Sola e malinconica anche una volta finito il matrimonio col torero Dominguin, cioè nel periodo in cui è ambientata la serie?

«Allora più che mai. La solitudine, se è per questo, era iniziata anche prima: conosciuto Dominguin e trasferitasi in Spagna da dodici anni, Lucia era stata costretta dal marito a non parlare più italiano, a non cucinare italiano, e soprattutto a non fare più l'attrice. In cambio lui le promise di non scendere più nell'arena. Promessa che si guardò bene dal mantenere. Sradicata dalle origini, concentrata solo sui tre figli, tradita ripetutamente dal torero, in fondo, Lucia era sola anche da sposata».

E dopo?

«Dopo continuò a vivere nella casa si famiglia, anche se cadeva in pezzi, come sulla sola roccia che potesse darle un senso di stabilità.
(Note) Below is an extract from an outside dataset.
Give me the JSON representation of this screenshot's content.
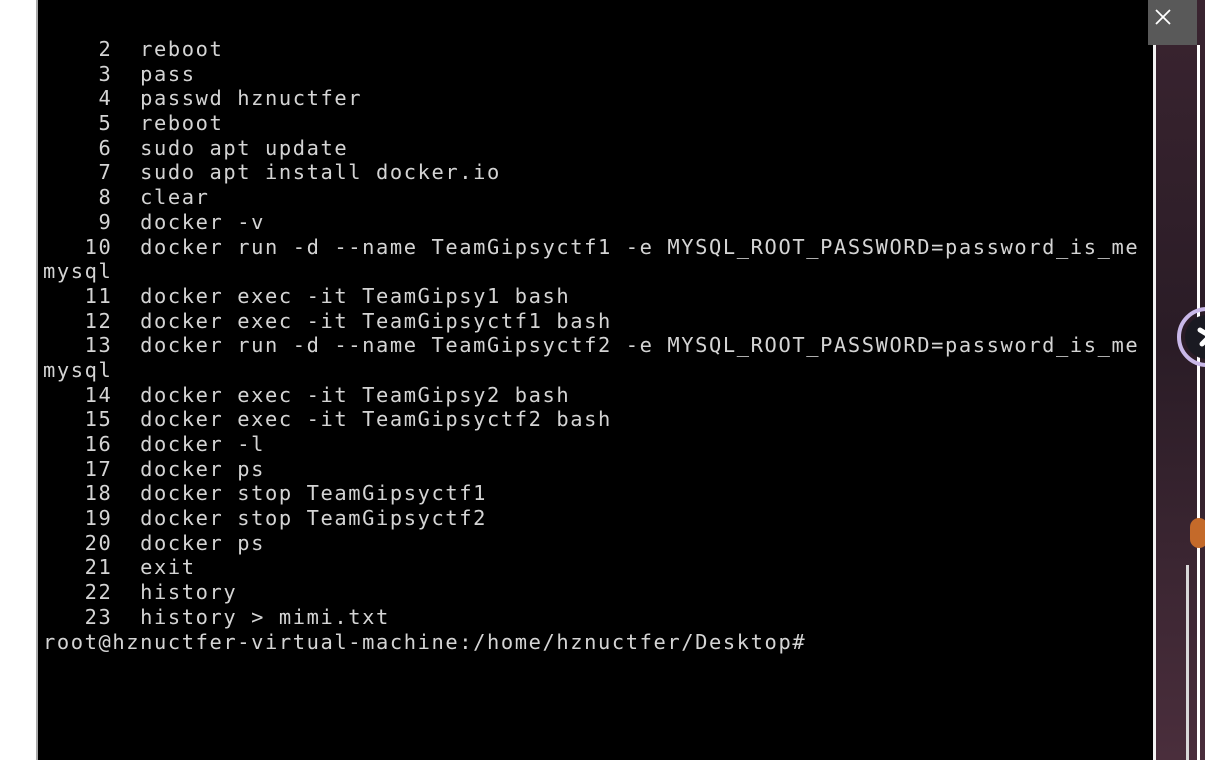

E quando il figlio, ormai famoso, le propose di acquistarne una nuova, lei rifiutò».

Che rapporto aveva Lucia con Miguel?

«Lo amava moltissimo. Miguel aveva sempre vissuto in un ambiente privilegiato: suo padrino di battesimo era stato Visconti; casa sua era frequentata da Ernest Hemingway, da Pablo Picasso. Quando manifesta il desiderio di darsi allo spettacolo lei lo sostiene, lo incoraggia anche contro il parere del padre. Soffre molto quando il lavoro lo porta lontano (ecco ancora una volta la solitudine che torna - ndr) ma è orgogliosa del suo crescente successo. Accetterà anche le sue inattese scelte sentimentali. Era una donna aperta».
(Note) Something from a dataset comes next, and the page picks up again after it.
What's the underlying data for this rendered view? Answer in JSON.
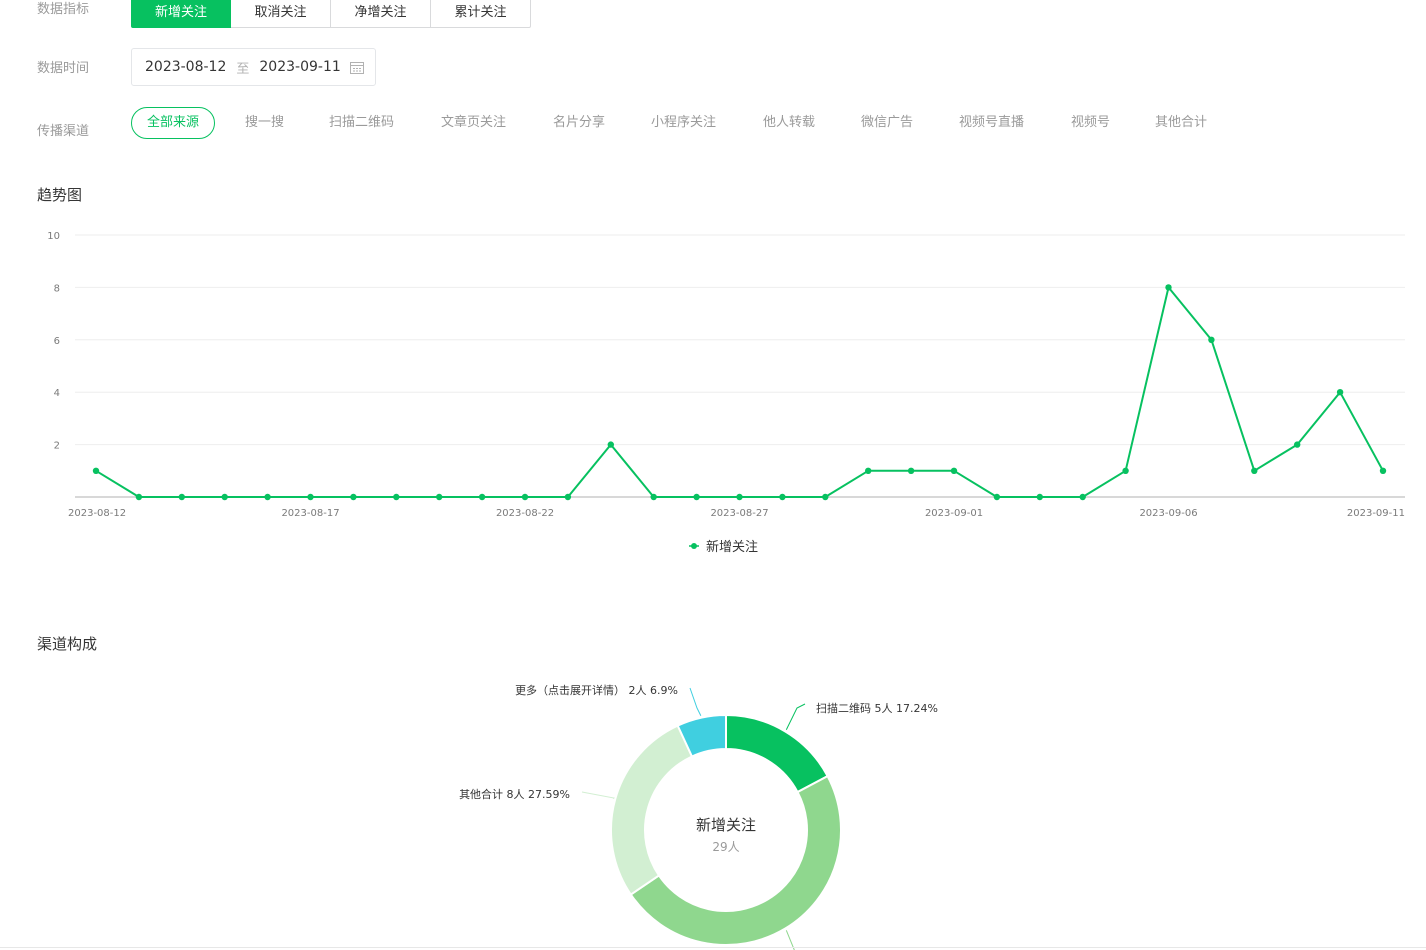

Secondo lei che tipo di spettatori attirano «bio-pic» come questo? Chi, per questioni d'età, ha conosciuto il personaggio in questione, o il giovane che vuole saperne di più?

«Su di me funzionano entrambe le molle. Pur ammirando Miguel Bosè non sapevo niente della sua vita. Non l'ho mai incontrato: vive in Sudamerica, sta promuovendo la serie.

E sarei curiosissima di sapere cosa ne pensa del modo in cui ho interpretato la sua splendida mamma».